Dal 15 ottobre come tutti ormai sappiamo sarà introdotto il Green pass in tutti luoghi del lavoro, sia nel pubblico che nel privato. USB conferma anche oggi il suo giudizio negativo su uno strumento che non ha nulla a che fare con la salute pubblica e la sicurezza nei luoghi di lavoro.
Nei luoghi di lavoro le aziende si stanno “ingegnando” per introdurre nuove forme di controllo legate al green pass, distorcendo le tutele sulla privacy e minacciando addirittura “ipotesi di richieste di risarcimento del danno” nei confronti dei lavoratori che dichiarano di esserne sprovvisti.
Nel frattempo, in un quadro in cui i protocolli di Cgil Cisl e Uil si dimostravano già deboli, stanno saltando anche le più banali regole di sicurezza su distanziamento e DPI a fronte dell’insinuazione dell’idea che i posti di lavoro grazie il green-pass siano diventati delle isole covid free. Ma sappiamo invece che così non è.
Ed è per questo motivo che la nostra organizzazione continua a rivendicare:
1 - Che l’utilizzo del Green-Pass venga escluso dai luoghi di lavoro.
2 - L’introduzione di nuove misure a partire dallo screening a carico del datore di lavoro: la misura dello screening attraverso tampone rapido antigenico deve riguardare TUTTI i lavoratori laddove, nella valutazione del rischio effettuata dal datore di lavoro, si presentino particolari situazioni di promiscuità, mancanza di distanziamento, pericolo di contatto stretto o altro. In questi casi solo il medico competente potrà tenere conto della presenza di personale vaccinato al fine di determinare il piano di screening. Deve altresì rientrare tra le misure da attuare obbligatoriamente PER TUTTI i lavoratori in caso di focolai (legge 81/2008). In aggiunta ai protocolli esistenti il tampone antigenico va indicato anche per i lavoratori vaccinati in caso di sintomatologia lieve afferente al covid-19.
Tali operazioni devono essere gestite esclusivamente dal medico competente, nella riservatezza del dato sanitario. Lo screening deve essere a carico dell’azienda. In questo senso si dovrebbero prevedere potenziamenti di lavoratori pubblici diagnostici al fine di reggere l’incremento della domanda in convenzione con le aziende. Le Asl e altri enti pubblici preposti devono ricevere i protocolli e valutare l’adeguatezza dei metodi adottati ed eventualmente intervenire sia a livello consultivo che a livello di vigilanza.
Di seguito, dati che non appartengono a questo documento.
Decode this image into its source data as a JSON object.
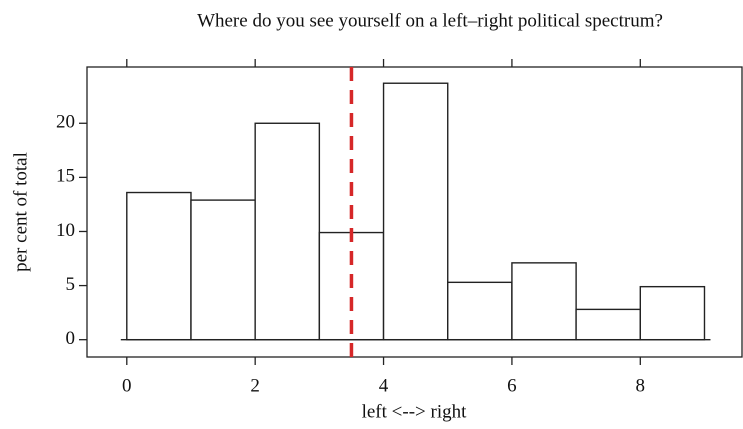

3 - I DPI devono essere assegnati individualmente e vanno adottate nuove procedure di lavaggio degli indumenti di lavoro anche in aziende sotto i 15 dipendenti.
4 - I controlli interni devono essere di natura sanitaria e affidati alla valutazione del medico competente. Qualsiasi altro tipo di controllo deve avvenire nel rispetto delle norme di legge e deve essere sempre esclusivamente fatto da organismi pubblici e a campione, assicurando la casualità del controllo.
Il Governo dovrebbe assumersi le sue responsabilità, ma nella volontà di mantenere la situazione dentro al torbido decisionale più totale, sta scaricando sulle lavoratrici e sui lavoratori il peso di una discussione enorme e divisiva, permettendo alle imprese di servirsi della “calda coperta pandemica” per destrutturare diritti e introdurre misure che poco hanno a che fare con la salute pubblica.
Per questo motivo è necessario, mantenere una chiara impostazione nel merito delle misure di sicurezza, su cui è necessario far partire la discussione azienda per azienda.
La nostra organizzazione dà quindi mandato a livello nazionale ad attuare tutte le iniziative utili a sostenere queste indicazioni. Allo stesso tempo vanno respinte con fermezza iniziative che abbiano come scopo il rifiuto totale a qualsiasi misura di sicurezza tese ad abbracciare impulsi complottisti o negazionisti della pandemia.